What is the the vertex of `y =x^2-6x-7`?

Answer 1

`P(3,-16)`

Explanation:

There are different ways this can be done.

This equation is in standard form, so you can use the formula `P(h,k) = (-b/(2a),-d/(4a))` Where the (d) is the discriminant. `d = b^2-4ac`

Or to save time, you can find the (x) coordinat for the vertex with `-b/(2a)` and put the result back in to find the (y) coordinat.
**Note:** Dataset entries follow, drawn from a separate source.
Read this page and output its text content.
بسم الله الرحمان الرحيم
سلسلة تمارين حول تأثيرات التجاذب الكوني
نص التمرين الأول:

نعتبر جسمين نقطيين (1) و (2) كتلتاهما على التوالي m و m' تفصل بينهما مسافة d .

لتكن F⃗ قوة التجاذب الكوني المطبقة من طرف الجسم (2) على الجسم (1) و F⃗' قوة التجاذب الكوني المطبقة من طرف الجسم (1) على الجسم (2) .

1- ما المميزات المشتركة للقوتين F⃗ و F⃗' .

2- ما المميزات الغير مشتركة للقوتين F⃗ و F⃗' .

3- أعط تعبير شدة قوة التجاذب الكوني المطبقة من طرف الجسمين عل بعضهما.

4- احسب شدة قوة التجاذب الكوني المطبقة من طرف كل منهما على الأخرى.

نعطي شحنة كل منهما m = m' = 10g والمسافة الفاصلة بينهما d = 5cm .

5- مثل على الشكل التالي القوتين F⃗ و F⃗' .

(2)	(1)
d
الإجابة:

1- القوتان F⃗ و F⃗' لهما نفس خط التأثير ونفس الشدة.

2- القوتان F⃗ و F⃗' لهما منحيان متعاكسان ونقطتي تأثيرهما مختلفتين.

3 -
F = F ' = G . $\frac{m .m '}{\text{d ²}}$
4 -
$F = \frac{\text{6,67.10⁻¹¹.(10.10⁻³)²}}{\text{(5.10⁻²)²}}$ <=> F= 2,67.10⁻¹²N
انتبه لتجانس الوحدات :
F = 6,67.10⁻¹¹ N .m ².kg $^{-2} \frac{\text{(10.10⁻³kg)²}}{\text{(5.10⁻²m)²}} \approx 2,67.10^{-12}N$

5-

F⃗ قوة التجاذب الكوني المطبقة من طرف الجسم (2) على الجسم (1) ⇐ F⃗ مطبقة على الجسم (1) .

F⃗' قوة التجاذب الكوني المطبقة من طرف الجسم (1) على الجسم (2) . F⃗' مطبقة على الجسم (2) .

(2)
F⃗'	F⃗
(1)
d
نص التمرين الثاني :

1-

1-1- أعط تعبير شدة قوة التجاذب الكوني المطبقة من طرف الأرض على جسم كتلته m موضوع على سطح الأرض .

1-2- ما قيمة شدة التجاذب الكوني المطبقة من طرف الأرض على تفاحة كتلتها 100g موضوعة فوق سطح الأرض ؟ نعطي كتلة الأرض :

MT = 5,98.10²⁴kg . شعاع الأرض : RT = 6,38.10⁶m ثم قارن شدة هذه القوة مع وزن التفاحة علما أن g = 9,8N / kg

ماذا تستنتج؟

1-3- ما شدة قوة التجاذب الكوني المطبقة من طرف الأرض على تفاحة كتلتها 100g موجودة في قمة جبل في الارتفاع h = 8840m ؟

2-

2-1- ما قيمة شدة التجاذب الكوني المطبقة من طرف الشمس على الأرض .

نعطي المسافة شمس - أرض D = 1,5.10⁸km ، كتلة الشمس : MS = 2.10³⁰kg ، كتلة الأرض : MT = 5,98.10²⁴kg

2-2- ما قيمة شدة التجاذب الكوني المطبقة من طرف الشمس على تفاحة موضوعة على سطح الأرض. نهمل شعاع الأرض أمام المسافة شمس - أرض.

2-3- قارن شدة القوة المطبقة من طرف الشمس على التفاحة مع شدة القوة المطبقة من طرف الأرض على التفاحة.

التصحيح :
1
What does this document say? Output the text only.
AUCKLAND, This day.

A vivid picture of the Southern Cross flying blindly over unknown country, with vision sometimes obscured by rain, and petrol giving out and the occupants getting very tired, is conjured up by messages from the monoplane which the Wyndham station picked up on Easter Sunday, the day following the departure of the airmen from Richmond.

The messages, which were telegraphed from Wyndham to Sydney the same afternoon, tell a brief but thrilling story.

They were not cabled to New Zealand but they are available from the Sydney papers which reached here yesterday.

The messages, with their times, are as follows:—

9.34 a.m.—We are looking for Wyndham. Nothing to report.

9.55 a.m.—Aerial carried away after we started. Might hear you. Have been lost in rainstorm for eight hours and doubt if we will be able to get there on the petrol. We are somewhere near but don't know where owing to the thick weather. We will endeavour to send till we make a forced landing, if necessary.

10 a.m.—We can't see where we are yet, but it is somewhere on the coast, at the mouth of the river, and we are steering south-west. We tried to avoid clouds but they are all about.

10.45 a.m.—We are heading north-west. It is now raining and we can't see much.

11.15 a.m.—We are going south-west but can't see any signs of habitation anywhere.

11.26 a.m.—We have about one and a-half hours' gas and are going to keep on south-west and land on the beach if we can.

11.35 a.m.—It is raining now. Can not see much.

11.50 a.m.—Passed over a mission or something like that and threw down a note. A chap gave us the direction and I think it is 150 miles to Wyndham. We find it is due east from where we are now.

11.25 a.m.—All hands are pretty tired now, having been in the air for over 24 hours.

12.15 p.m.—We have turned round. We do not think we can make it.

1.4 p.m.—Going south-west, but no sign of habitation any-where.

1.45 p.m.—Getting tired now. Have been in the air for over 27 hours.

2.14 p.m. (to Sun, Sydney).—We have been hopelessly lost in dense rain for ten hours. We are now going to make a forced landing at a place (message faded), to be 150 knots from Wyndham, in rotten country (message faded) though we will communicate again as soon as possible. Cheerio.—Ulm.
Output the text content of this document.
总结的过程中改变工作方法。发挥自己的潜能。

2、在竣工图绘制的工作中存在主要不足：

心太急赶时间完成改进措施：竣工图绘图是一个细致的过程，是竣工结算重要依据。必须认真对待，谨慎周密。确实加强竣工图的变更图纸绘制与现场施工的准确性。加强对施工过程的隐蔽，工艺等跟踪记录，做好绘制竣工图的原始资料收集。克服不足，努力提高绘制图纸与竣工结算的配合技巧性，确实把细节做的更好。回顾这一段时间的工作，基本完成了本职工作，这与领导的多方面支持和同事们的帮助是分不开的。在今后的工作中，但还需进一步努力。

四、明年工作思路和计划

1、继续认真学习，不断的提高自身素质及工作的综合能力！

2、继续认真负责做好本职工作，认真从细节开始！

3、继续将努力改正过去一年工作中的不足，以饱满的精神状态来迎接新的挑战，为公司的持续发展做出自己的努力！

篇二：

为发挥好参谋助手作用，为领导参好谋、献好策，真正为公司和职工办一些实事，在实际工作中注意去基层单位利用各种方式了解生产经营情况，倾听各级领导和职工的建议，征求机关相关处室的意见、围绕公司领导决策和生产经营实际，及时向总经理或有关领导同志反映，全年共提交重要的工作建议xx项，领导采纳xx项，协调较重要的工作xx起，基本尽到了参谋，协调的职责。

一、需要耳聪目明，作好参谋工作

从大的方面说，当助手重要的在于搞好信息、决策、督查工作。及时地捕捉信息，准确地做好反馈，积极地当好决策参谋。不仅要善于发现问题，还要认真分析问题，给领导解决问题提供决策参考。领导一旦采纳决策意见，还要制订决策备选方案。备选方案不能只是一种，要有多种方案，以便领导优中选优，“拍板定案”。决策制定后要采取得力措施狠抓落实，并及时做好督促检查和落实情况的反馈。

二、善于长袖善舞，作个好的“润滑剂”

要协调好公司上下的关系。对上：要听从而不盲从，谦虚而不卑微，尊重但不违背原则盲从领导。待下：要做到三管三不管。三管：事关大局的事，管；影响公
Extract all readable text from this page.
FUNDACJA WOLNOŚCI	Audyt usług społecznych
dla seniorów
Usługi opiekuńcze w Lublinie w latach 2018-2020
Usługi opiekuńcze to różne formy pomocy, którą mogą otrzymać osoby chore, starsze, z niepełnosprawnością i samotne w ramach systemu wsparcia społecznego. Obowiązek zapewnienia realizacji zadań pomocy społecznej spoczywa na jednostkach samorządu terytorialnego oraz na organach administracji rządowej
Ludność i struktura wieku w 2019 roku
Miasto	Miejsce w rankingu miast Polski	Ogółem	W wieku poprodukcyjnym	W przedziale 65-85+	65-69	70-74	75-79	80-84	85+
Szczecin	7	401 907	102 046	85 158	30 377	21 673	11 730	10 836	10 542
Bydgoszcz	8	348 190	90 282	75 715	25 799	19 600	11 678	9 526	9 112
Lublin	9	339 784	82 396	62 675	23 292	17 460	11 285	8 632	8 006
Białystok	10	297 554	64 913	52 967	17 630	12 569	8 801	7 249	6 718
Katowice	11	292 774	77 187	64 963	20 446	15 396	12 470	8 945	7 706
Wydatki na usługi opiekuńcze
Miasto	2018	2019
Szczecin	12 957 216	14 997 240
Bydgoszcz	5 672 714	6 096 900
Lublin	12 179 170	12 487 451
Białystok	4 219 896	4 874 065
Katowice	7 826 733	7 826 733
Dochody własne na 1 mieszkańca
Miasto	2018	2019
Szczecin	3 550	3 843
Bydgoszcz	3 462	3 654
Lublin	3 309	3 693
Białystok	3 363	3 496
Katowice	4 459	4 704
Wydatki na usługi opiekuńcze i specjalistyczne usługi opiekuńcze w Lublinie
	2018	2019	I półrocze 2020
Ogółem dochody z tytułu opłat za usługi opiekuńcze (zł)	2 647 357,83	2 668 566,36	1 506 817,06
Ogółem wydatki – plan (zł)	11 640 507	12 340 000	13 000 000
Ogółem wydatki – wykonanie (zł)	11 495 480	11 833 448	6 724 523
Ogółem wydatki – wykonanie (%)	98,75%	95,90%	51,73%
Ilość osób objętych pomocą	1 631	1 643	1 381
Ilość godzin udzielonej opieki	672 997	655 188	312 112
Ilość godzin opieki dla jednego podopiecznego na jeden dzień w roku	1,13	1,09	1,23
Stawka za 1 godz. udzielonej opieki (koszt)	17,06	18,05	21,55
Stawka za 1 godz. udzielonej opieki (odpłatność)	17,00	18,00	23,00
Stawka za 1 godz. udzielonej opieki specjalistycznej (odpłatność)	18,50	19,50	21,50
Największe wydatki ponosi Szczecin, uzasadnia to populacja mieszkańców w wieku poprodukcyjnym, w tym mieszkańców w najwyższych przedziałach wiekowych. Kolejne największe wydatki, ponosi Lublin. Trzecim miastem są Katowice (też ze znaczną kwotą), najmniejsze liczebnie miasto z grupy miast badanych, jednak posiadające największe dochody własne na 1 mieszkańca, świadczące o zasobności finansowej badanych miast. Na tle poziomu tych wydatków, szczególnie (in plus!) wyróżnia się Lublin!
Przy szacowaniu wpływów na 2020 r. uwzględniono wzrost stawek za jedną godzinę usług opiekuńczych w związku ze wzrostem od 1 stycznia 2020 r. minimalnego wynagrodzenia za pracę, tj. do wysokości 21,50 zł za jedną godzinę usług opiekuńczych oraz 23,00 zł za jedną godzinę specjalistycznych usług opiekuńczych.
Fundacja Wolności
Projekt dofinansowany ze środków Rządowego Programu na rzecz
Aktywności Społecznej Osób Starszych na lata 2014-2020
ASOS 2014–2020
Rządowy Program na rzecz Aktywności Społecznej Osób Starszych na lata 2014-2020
Alternatively, you can rearrenge the equation into vertex form:
`a(x-h)^2+k`

To do this start by putting a outside the brackets. This is easy because `a=1`

`x^2-6x-7 = 1(x^2-6x) - 7`

Now we have to change `x^2-6x` into `(x-h)^2`
To do this we can use the quadratic sentence: `(q-p)^2 = q^2+p^2-2qp`

Let's say `q=x` therefore we get:
`(x-p)^2 = x^2+p^2-2xp`

This looks sort of what we need, but we are still far of, as we only have `x^2`.

If we look at `x^2-6x`, we can se that there is only one part raised to the power of two, therefore `p^2` must be removed. This means:

`(x-p)^2-p^2=x^2-2xp`

Looking at the right side, we can see it is almost `x^2-6x`, in fact we only have to solve `-2xp = -6x` `iff p = 3`

This means:
`(x-3)^2-9 = x^2-6x`

Another way of doing it would be to make a qualified guess and use the quadratic sentences to see if it is correct.

Now go back to our original formula and replace `x^2-6x` with `(x-3)^2-9`

We get:

`1(x^2-6x) - 7 = 1((x - 3)^2-9) - 7 = 1(x - 3)^2-9 - 7 = 1(x - 3)^2-16`
This is similar to the vertex form:
`a(x-h)^2+k`
Where
`h = 3` and `k=-16`

When the quadratic equation is in vertex form, the vertex is simply the point `P(h,k)`

Therefore the vertex is `P(3,-16)`